Determine Maximum Altitude Interactive

Performance of a Rocket’s Flight

Flying model rockets is a relatively safe and inexpensive way for students to learn the basics of forces and the response of vehicles to external forces. Students can also use math techniques learned in high school to determine the performance of the rocket during the flight.

Maximum Altitude

On this slide we show a simple way to determine the maximum altitude the rocket reaches during the flight. The procedure requires two observers and a tool like the one shown in the upper right portion of the figure to measure angles. The observers are placed some distance L apart along a reference line which is shown in white on the figure. You can lay a string of known length along the ground between the observers. As the rocket passes its maximum altitude, observer #1 calls out “Take Data”, and measures the angle a between the ground and the rocket. This measurement is taken perpendicular to the ground. Observer #1 then measures the angle b between the rocket and the reference line. This measurement is taken parallel to the ground and can be done by the observer facing the rocket, holding position, and measuring from the direction the observer is facing to the reference line on the ground. When the second observer hears the call, “Take Data”, the observer must face the rocket and measure the angle d from the ground to the rocket. The second observer must then measure the angle c, parallel to the ground, between the direction the observer is facing and the reference line in the same manner as the first observer. Angles a and d are measured in a plane that is perpendicular to the ground while angles b and c are measured in a plane parallel to the ground.

Trigonometric Functions

With the four measured angles and the measured distance between the observers, we can use some relations from trigonometry to derive an equation for the altitude h of the rocket. The equation is

\(\LARGE h=\frac{L\tan a\tan d}{\cos b\tan d+\cos c\tan a}\)

where the tangent (tan) and the cosine (cos) are trigonometric functions whose values are determined using tables or a calculator. A detailed analysis of this trigonometry problem indicates that we really only need three angle measurements along with the reference length measurement to completely determine the answer. The angles a, b, c, and d are related to each other and we can eliminate one of the angle measurements and still determine the altitude.

If we eliminate angle a, the resulting equation is determined to be:

\(\LARGE h=\frac{L\tan b\tan d}{\cos c(\tan c+\tan b)}\)

An alternative equation, which is equivalent to the previous equation, is also shown on the figure:

\(\LARGE h=\frac{L\tan d\sin b}{\sin(b+c)}\)

where the sine (sin) is another trigonometric function. Notice that in this equation you have to add the angles b and c before evaluating the sine in the denominator. This is called a “double angle” formula.

If we eliminate angle d, the resulting equation is:

\(\LARGE h=\frac{L\tan a\tan c}{\cos b(\tan b+\tan c)}\)

An alternative equation, which is equivalent to the previous equation, is also shown on the figure:

\(\LARGE h=\frac{L\tan a\sin c}{\sin(b+c)}\)

You can use any of these equations to determine the height of any object from a tall tree to a flying rocket.

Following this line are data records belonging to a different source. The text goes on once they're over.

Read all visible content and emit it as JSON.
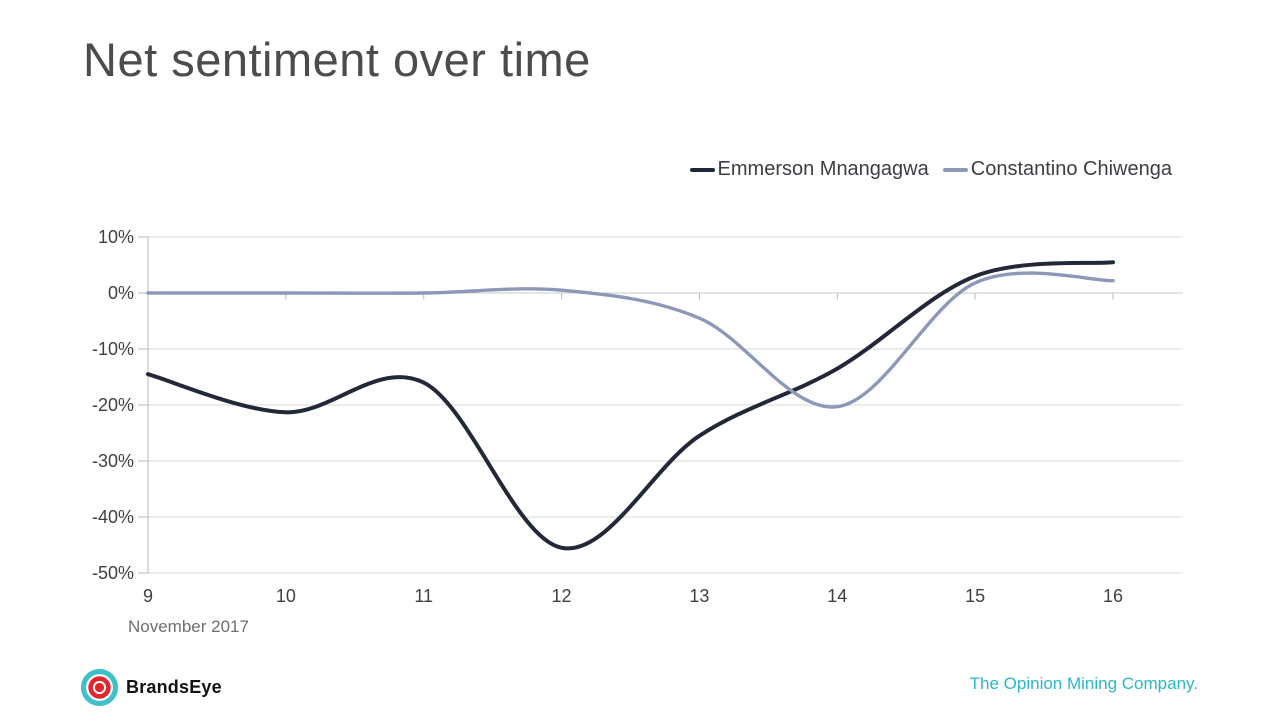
{
  "page": {
    "title": "Net sentiment over time"
  },
  "chart_data": {
    "type": "line",
    "title": "Net sentiment over time",
    "x_axis_title": "November 2017",
    "categories": [
      "9",
      "10",
      "11",
      "12",
      "13",
      "14",
      "15",
      "16"
    ],
    "y_tick_labels": [
      "10%",
      "0%",
      "-10%",
      "-20%",
      "-30%",
      "-40%",
      "-50%"
    ],
    "y_tick_values": [
      10,
      0,
      -10,
      -20,
      -30,
      -40,
      -50
    ],
    "ylim": [
      -50,
      10
    ],
    "y_unit": "percent",
    "grid": true,
    "smoothed": true,
    "legend_position": "top-right",
    "gridline_color": "#d9d9d9",
    "zero_line_color": "#c9c9c9",
    "axis_color": "#b9b9b9",
    "series": [
      {
        "name": "Emmerson Mnangagwa",
        "color": "#232838",
        "width": 4,
        "values": [
          -14.5,
          -21.3,
          -16,
          -45.5,
          -25.5,
          -13.5,
          3,
          5.5
        ]
      },
      {
        "name": "Constantino Chiwenga",
        "color": "#8d97b7",
        "width": 3.4,
        "values": [
          0,
          0,
          0,
          0.5,
          -4.5,
          -20.3,
          1.8,
          2.2
        ]
      }
    ]
  },
  "footer": {
    "brand": "BrandsEye",
    "tagline": "The Opinion Mining Company.",
    "tagline_color": "#2bb7c6",
    "logo": {
      "icon": "bullseye-icon",
      "teal": "#3fc0ca",
      "red": "#e4252c"
    }
  }
}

If you have your observers take all four angle measurements, you can actually make three calculations of the height, which can help to eliminate errors in the measurements. IFf you do not know trigonometry, you can still determine the altitude of the rocket by using a graphical solution from the four angle measurements.

As a further check, here’s a JavaScript calculator which will solve the equations presented on this page.

Please note: the simulation below is best viewed on a desktop computer. It may take a few minutes for the simulation to load.

General Instructions

You can enter the four angles shown in the graphic in the white boxes labeled “Angle A” through “Angle D”. You then choose the mode for the calculation using the drop down menu. Mode #1 uses all four measured angles, Mode #2 ignores angle a, and Mode #3 ignores angle d. You perform the calculations by pushing the red “Compute” button. You should compare all three calculated results, your own hand calculations, and a graphical calculation to determine and minimize errors in the measurements. Calculations and input can be entered in either English or Metric units by using the “Units” choice button.